Adrien Pouliot pense qu’on devrait empêcher Guy A. Lepage de parler

Jeff Fillion

Le politicien conservateur Maxime Bernier critique Radio-Canada, et Guy A. Lepage réplique en le traitant de zouf sur Twitter. Adrien Pouliot, chef du Parti conservateur du Québec, en parle avec Jean-François Fillion.

Il y a beaucoup de surprises dans l’extrait audio suivant. Pour résumer, il y a un libertarien, Adrien Pouliot, demandant l’aide du gouvernement pour brimer la liberté d’expression de quelqu’un. Il affirme aussi qu’on peut censurer les gens tant que c’est écrit dans un contrat. Finalement, il ajoute à Radio X, devant Jeff Fillion, qu’on peut émettre toutes sortes d’opinions, tant que c’est respectueux.

Notre détecteur de contradictions surchauffe.

Pouliot prétend ne plus vouloir de gouvernement dans ses pattes… sauf pour les infrastructures routières, pour les prisons et maintenant pour gérer le droit de parole à Radio-Canada. Ça commence à faire beaucoup de gouvernement.

Pouliot fait aussi référence à la loi sur la radiodiffusion qui, selon lui, oblige Radio-Canada à être neutre.
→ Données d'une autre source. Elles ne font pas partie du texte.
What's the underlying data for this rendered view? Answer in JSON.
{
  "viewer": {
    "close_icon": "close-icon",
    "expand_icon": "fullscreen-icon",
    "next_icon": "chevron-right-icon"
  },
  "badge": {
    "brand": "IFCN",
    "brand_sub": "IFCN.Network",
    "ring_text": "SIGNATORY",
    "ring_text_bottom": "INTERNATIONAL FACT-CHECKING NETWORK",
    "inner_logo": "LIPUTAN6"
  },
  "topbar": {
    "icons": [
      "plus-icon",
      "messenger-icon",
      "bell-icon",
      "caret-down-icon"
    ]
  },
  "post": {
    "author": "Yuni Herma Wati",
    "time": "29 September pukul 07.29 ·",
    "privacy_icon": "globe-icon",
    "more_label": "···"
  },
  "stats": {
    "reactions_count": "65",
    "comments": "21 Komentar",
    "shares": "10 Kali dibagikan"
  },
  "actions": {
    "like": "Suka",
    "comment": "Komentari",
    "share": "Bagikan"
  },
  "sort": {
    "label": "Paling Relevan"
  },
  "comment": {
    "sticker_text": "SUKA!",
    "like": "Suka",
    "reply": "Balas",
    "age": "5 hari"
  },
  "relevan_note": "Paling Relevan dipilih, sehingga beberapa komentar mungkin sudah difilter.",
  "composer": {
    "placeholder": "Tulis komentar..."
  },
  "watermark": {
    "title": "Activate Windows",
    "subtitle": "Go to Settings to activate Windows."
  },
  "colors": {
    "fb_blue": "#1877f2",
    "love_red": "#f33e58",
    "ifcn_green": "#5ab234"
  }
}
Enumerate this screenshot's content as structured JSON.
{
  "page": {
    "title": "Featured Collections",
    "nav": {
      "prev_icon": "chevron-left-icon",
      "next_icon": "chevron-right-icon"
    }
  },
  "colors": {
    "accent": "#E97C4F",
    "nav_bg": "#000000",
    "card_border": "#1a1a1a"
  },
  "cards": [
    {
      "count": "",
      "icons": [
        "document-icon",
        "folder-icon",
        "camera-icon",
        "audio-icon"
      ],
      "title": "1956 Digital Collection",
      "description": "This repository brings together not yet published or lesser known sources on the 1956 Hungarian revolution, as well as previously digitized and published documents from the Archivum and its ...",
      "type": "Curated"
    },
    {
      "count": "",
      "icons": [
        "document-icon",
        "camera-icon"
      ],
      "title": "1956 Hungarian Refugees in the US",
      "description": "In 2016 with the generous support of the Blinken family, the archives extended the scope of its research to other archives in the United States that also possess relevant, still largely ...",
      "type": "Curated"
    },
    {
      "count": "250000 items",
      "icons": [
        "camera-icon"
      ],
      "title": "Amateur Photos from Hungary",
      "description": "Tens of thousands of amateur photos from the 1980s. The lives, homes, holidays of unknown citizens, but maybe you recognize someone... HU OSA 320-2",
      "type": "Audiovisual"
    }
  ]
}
Peut-être se base-t-il, entre autres, sur l’article 3 (1) (i) (iv) stipulant que la programmation du système canadien de radiodiffusion devrait :

dans la mesure du possible, offrir au public l’occasion de prendre connaissance d’opinions divergentes sur des sujets qui l’intéressent,

Sauf que cette loi s’applique à TOUS les médias canadiens. Pas seulement à Radio-Canada. En fait, il n’y a rien dans la loi sur la radiodiffusion obligeant Radio-Canada à être plus neutre que les autres.

Il y a d’autres aspects intéressants dans cette loi: L’obligation de représenter les communautés culturelles, d’être neutre en période d’élections, d’offrir une information de haute qualité, etc.
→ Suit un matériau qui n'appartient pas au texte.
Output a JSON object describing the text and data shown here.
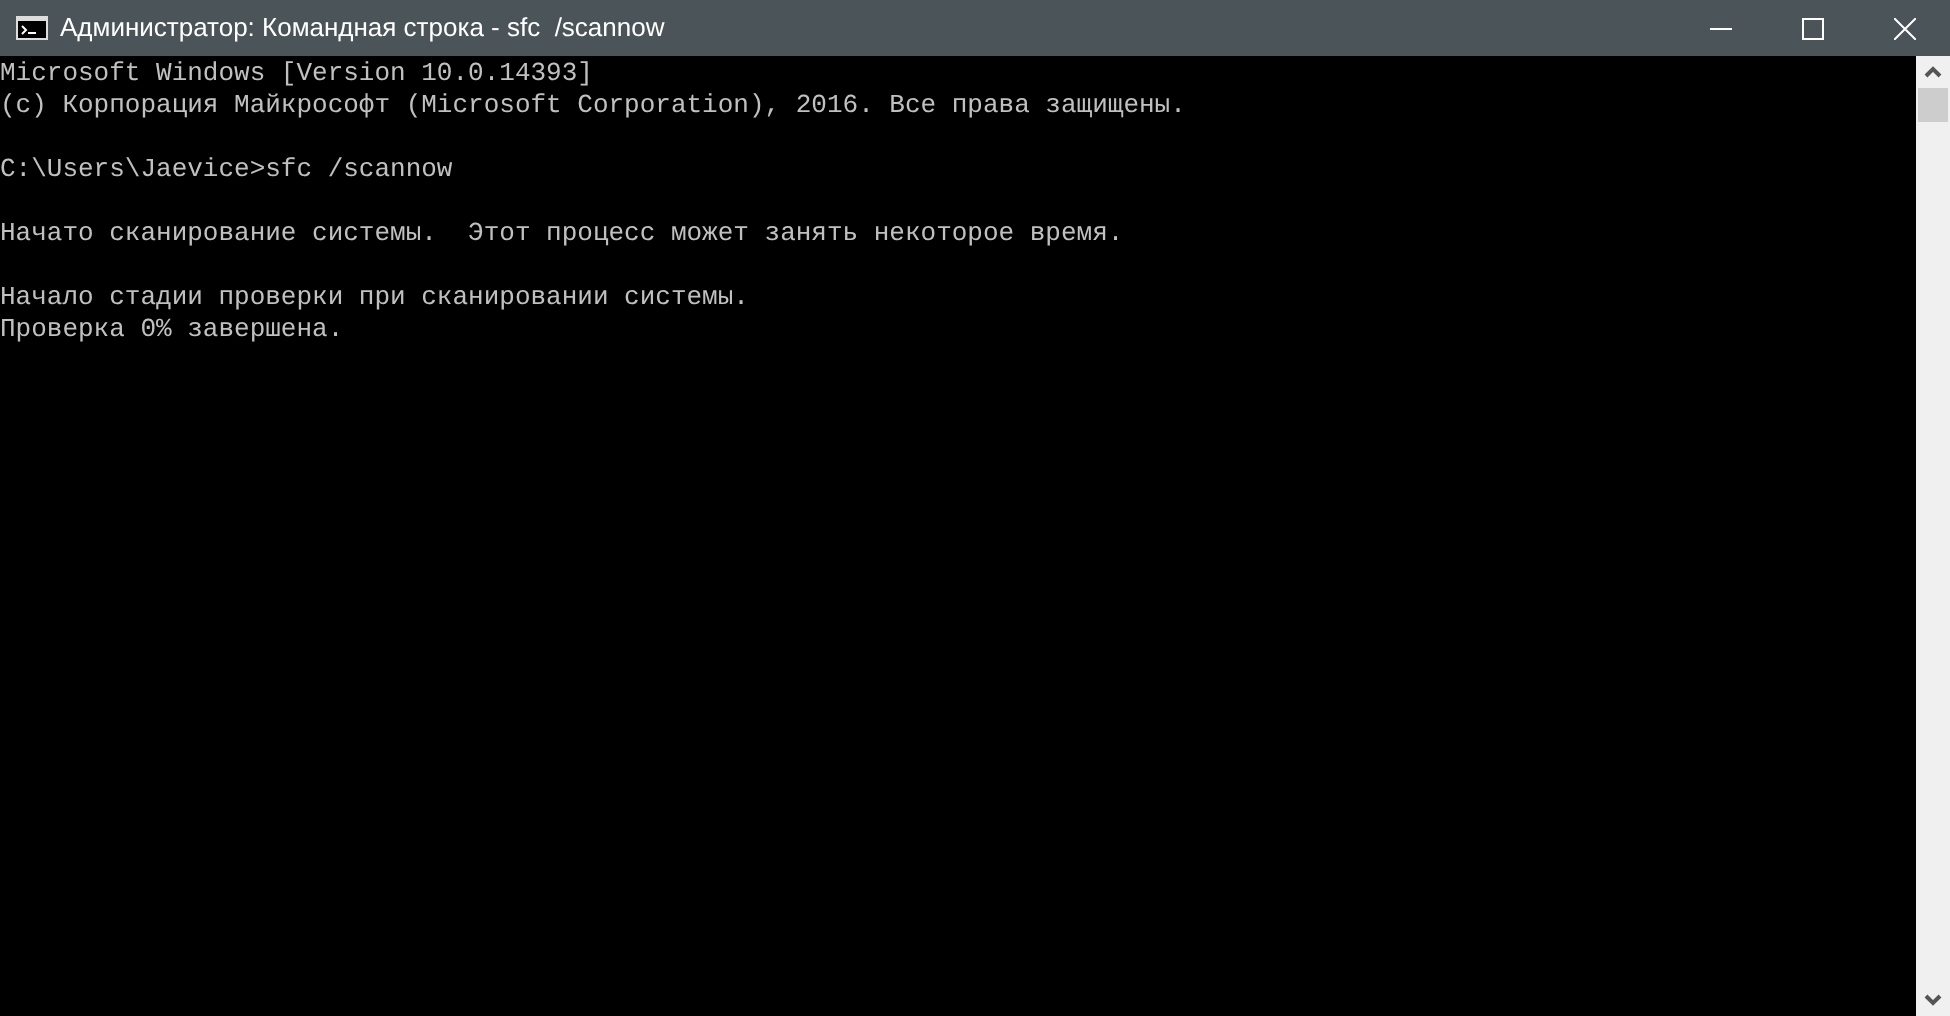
{
  "window": {
    "title": "Администратор: Командная строка - sfc  /scannow"
  },
  "console": {
    "blocks": [
      [
        "Microsoft Windows [Version 10.0.14393]",
        "(c) Корпорация Майкрософт (Microsoft Corporation), 2016. Все права защищены."
      ],
      [
        "C:\\Users\\Jaevice>sfc /scannow"
      ],
      [
        "Начато сканирование системы.  Этот процесс может занять некоторое время."
      ],
      [
        "Начало стадии проверки при сканировании системы.",
        "Проверка 0% завершена."
      ]
    ]
  }
}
Donc, bien d’accord avec Adrien Pouliot, appliquons la loi sur la radiodiffusion. On verra qui, entre Radio-Canada et la radio-poubelle, enfreint le plus la loi.
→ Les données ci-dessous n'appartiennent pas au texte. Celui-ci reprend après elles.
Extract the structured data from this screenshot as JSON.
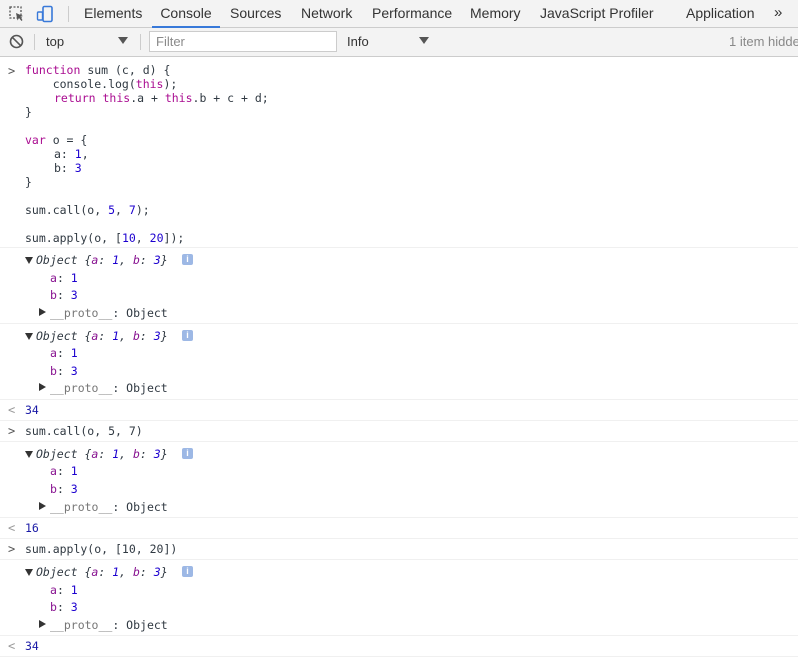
{
  "tabs": [
    {
      "label": "Elements",
      "active": false
    },
    {
      "label": "Console",
      "active": true
    },
    {
      "label": "Sources",
      "active": false
    },
    {
      "label": "Network",
      "active": false
    },
    {
      "label": "Performance",
      "active": false
    },
    {
      "label": "Memory",
      "active": false
    },
    {
      "label": "JavaScript Profiler",
      "active": false
    },
    {
      "label": "Application",
      "active": false
    }
  ],
  "more_tabs_glyph": "»",
  "toolbar": {
    "context": "top",
    "filter_placeholder": "Filter",
    "level": "Info",
    "hidden_note": "1 item hidde"
  },
  "code": {
    "l1a": "function",
    "l1b": " sum (c, d) {",
    "l2": "    console.log(",
    "l2kw": "this",
    "l2c": ");",
    "l3kw": "return",
    "l3kw2": "this",
    "l3b": ".a + ",
    "l3kw3": "this",
    "l3c": ".b + c + d;",
    "l4": "}",
    "l6kw": "var",
    "l6b": " o = {",
    "l7a": "a: ",
    "l7n": "1",
    "l7c": ",",
    "l8a": "b: ",
    "l8n": "3",
    "l9": "}",
    "l11a": "sum.call(o, ",
    "l11n1": "5",
    "l11b": ", ",
    "l11n2": "7",
    "l11c": ");",
    "l13a": "sum.apply(o, [",
    "l13n1": "10",
    "l13b": ", ",
    "l13n2": "20",
    "l13c": "]);"
  },
  "object": {
    "head": "Object {",
    "key_a": "a",
    "val_a": "1",
    "key_b": "b",
    "val_b": "3",
    "close": "}",
    "sep": ": ",
    "comma": ", ",
    "proto_key": "__proto__",
    "proto_val": "Object",
    "info": "i"
  },
  "results": [
    "34",
    "16",
    "34"
  ],
  "commands": {
    "call": "sum.call(o, 5, 7)",
    "apply": "sum.apply(o, [10, 20])"
  },
  "prompt_glyph": ">",
  "result_glyph": "<"
}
Et avant de féliciter Jean-François Fillion qui aurait défendu son ennemi juré Guy A Lepage, attendons un peu. Fillion, c’est le gars qui souhaite une dictature comme à Singapour, qui couvre la Chine de louanges, qui souhaite empêcher la venue du militant José Bové, et qui applaudit les coups de fouets contre le héros de la liberté d’expression Raïf Badawi, entre autres.

C’est mal connaitre Fillion que de penser qu’il peut être fidèle à une règle éthique. Fillion ne s’intéresse qu’à son propre nombril. En défendant Guy A Lepage, Fillion défend son propre droit d’insulter les gens en tweetant. Vous croyez que l’affaire Taillefer ne lui a pas laissé de cicatrices?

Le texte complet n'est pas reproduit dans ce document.